Love, An Index by Rebecca Lindenberg is an emotionally wrenching read. In less than one hundred pages, Lindenberg explores the elemental and complex nature of love in a way that feels expansive. Moments of beauty, despair, and meaning are communicated honestly, wisely, and economically. The poems in this collection appear in a wide range of forms (the short lyric, the index, the illuminated manuscript), which would be confusing if her focus weren’t so tightly on one vital question: What is love and what do we do when the person we love is gone?
This question takes on a special urgency in this case. In 2009 Lindenberg lost her partner, the celebrated poet Craig Arnold. As the collection unfolds so do some of the details of their life together as two young journeymen poets: their moments of conflict, their intense erotic connection, their shared love of words, food, travel. Many of the poems directly address Arnold, and this overheard conversation is part of the intimate quality of the book. There is also a novelistic feel to the way the narrative is woven through the collection. This makes the book hard to put down, though the narrative is never delivered completely or chronologically.

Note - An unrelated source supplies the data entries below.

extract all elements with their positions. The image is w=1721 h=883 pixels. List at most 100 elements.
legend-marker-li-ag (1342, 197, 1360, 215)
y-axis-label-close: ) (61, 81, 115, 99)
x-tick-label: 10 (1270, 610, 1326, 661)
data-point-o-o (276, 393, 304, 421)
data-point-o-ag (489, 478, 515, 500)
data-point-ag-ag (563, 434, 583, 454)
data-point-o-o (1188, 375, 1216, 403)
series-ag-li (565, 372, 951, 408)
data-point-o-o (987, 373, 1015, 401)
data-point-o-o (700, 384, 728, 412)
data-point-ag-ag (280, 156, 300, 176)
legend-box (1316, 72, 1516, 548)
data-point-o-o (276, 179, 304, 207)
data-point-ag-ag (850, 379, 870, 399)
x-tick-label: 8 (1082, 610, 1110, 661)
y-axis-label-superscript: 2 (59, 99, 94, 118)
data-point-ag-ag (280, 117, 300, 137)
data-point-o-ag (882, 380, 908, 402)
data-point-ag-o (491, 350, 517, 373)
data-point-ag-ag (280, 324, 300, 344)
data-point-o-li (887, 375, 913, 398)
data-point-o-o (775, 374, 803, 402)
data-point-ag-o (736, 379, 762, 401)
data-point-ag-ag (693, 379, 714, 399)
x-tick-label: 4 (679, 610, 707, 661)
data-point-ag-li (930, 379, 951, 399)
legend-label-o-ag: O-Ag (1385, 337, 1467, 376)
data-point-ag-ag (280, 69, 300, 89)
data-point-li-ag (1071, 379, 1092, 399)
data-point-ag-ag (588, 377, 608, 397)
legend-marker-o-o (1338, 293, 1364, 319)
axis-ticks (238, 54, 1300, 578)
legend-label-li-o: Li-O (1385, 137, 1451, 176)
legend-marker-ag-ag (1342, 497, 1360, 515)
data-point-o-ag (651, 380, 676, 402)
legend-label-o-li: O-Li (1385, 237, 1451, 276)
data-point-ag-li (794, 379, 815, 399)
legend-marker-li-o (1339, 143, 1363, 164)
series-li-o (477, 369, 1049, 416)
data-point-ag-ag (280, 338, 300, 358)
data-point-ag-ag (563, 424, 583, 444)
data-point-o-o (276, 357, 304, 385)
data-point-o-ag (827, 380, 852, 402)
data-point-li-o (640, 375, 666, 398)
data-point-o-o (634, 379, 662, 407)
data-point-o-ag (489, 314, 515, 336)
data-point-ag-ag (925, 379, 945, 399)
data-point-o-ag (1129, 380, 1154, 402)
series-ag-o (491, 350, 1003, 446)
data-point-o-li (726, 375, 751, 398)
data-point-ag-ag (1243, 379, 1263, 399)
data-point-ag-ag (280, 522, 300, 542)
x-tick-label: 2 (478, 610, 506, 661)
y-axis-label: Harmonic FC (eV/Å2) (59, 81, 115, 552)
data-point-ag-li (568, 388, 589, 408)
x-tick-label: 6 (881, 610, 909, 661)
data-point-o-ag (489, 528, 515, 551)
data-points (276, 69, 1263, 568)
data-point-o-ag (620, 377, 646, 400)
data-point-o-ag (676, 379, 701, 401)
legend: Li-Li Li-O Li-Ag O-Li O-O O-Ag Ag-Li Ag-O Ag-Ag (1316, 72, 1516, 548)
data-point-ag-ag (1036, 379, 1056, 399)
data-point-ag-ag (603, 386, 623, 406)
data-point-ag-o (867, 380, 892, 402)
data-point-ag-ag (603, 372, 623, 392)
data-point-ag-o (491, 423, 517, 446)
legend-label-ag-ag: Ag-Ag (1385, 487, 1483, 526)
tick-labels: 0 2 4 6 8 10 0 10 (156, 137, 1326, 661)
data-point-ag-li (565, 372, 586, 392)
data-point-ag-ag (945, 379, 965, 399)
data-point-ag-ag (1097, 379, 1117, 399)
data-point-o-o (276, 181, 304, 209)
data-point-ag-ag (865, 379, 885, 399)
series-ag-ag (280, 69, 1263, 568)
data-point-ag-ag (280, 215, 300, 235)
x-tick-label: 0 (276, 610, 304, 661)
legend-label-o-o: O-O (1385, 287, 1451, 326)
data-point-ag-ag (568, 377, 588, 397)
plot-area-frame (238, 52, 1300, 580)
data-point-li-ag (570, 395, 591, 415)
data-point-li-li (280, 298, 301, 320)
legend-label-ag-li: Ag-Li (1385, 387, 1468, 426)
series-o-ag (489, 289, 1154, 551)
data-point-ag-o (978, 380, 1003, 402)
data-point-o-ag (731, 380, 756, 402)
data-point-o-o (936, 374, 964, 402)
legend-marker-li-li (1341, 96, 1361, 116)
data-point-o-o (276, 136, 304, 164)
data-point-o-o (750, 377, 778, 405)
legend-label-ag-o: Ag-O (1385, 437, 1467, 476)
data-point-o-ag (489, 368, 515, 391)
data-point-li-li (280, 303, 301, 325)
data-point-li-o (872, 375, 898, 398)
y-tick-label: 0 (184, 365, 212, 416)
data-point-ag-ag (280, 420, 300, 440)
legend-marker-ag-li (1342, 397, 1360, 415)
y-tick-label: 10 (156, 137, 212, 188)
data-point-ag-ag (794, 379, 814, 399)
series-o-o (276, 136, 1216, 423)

But what really differentiates Love, An Index from other elegiac works is the eponymous long poem at its center, written in the form of an index. The index—a form that is more often dispassionate, arbitrary, and artificial—allows Lindenberg to explore love and grief on many levels simultaneously, and the heartbreak sneaks up on you and then overwhelms you. By choosing the index, Lindenberg seems to be rejecting the notion that an intuitive form exists to tell the story of this relationship, or to speak about love at all. Lindenberg wants to say it all. Or as Lindenberg puts it: ”... I want/ to gather everything into this poems now/ but can’t. All is gloss…”
In semiotics an indexical sign is one that points directly to what it refers to (smoke is an indexical sign of fire). I thought about that as I read and reread Lindenberg’s index. It occurred to me that these poems could be thought of as an indexical sign of the writer’s love and grief, the smoke rising from an intense relationship that ended tragically and too soon. In pointing to the act of trying to gather everything, Lindenberg is able to point more emphatically at what happened and what was lost.

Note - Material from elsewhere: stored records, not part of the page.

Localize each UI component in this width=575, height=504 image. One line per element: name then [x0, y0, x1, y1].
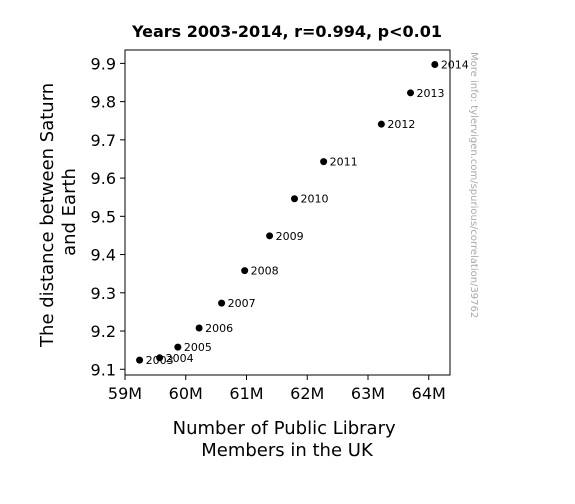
y-tick-label: 9.7	[91, 131, 116, 150]
y-axis-ticks: 9.1 9.2 9.3 9.4 9.5 9.6 9.7 9.8 9.9	[91, 54, 125, 379]
data-point-label: 2006	[205, 322, 233, 335]
x-tick-label: 61M	[229, 384, 263, 403]
data-point-label: 2004	[166, 352, 194, 365]
x-axis-label-line-1: Number of Public Library	[173, 418, 396, 439]
y-axis-label-line-1: The distance between Saturn	[37, 83, 58, 348]
data-point-label: 2013	[417, 87, 445, 100]
y-axis-label: The distance between Saturn and Earth	[37, 77, 80, 348]
watermark: More info: tylervigen.com/spurious/corre…	[468, 52, 479, 318]
data-point	[290, 195, 298, 203]
x-tick-label: 62M	[290, 384, 324, 403]
data-point-label: 2011	[330, 156, 358, 169]
x-axis-label-line-2: Members in the UK	[201, 440, 374, 461]
data-point	[320, 158, 328, 166]
x-tick-label: 59M	[108, 384, 142, 403]
y-tick-label: 9.2	[91, 322, 116, 341]
data-point-label: 2005	[184, 341, 212, 354]
y-axis-label-line-2: and Earth	[59, 168, 80, 256]
x-tick-label: 60M	[169, 384, 203, 403]
x-axis-label: Number of Public Library Members in the …	[173, 418, 402, 461]
y-tick-label: 9.8	[91, 93, 116, 112]
y-tick-label: 9.3	[91, 284, 116, 303]
data-point	[156, 354, 164, 362]
data-point	[407, 89, 415, 97]
data-point	[136, 356, 144, 364]
x-tick-label: 63M	[351, 384, 385, 403]
data-point-label: 2014	[441, 59, 469, 72]
y-tick-label: 9.5	[91, 207, 116, 226]
y-tick-label: 9.9	[91, 54, 116, 73]
x-tick-label: 64M	[412, 384, 446, 403]
data-points: 2003200420052006200720082009201020112012…	[136, 59, 469, 367]
data-point	[195, 324, 203, 332]
data-point-label: 2009	[276, 230, 304, 243]
data-point	[377, 120, 385, 128]
y-tick-label: 9.6	[91, 169, 116, 188]
y-tick-label: 9.1	[91, 360, 116, 379]
chart-title: Years 2003-2014, r=0.994, p<0.01	[131, 22, 442, 41]
data-point	[241, 267, 249, 275]
data-point-label: 2008	[251, 265, 279, 278]
data-point	[431, 61, 439, 69]
data-point-label: 2012	[387, 118, 415, 131]
data-point-label: 2010	[300, 193, 328, 206]
data-point	[174, 343, 182, 351]
y-tick-label: 9.4	[91, 246, 116, 265]
data-point	[266, 232, 274, 240]
x-axis-ticks: 59M 60M 61M 62M 63M 64M	[108, 375, 446, 403]
data-point-label: 2007	[228, 297, 256, 310]
plot-area	[124, 49, 451, 376]
data-point	[218, 299, 226, 307]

Elizabeth Clark Wessel How did you become interested in the index as a form? Do you know of any other poets who have used the index in this way before? Can you tell me about the process of writing/compiling it?
Rebecca Lindenberg The index suggested itself as a solution to a series of problems. Perhaps the most important is this: I wanted to tell a sustained story, but I did not want to tell it in a conventional narrative form. I am very wary of anything that appears too tidily as a “whole” story. Leaving aside that it’s limited by my own unfortunate subjectivity, my memory is full of gaps and doubts, and I wanted the story to reflect those things. I’m also very ambivalent about the way conventional narratives organize time into a kind of hierarchy of causes and effects, because in fact I think most incidents in a life or a relationship exist in such a complex network of influences, something three-dimensional would be more apt. (I actually experimented with that, too, but I did not have a big enough apartment, or enough tape). Which leads to another problem I had to solve—the unwieldiness of it all. I don’t think the role of the writer is to take the unwieldy and learn to wield it; I think the role of the writer is to exist as candidly and as hopefully (and strivingly) as possible among your own understanding.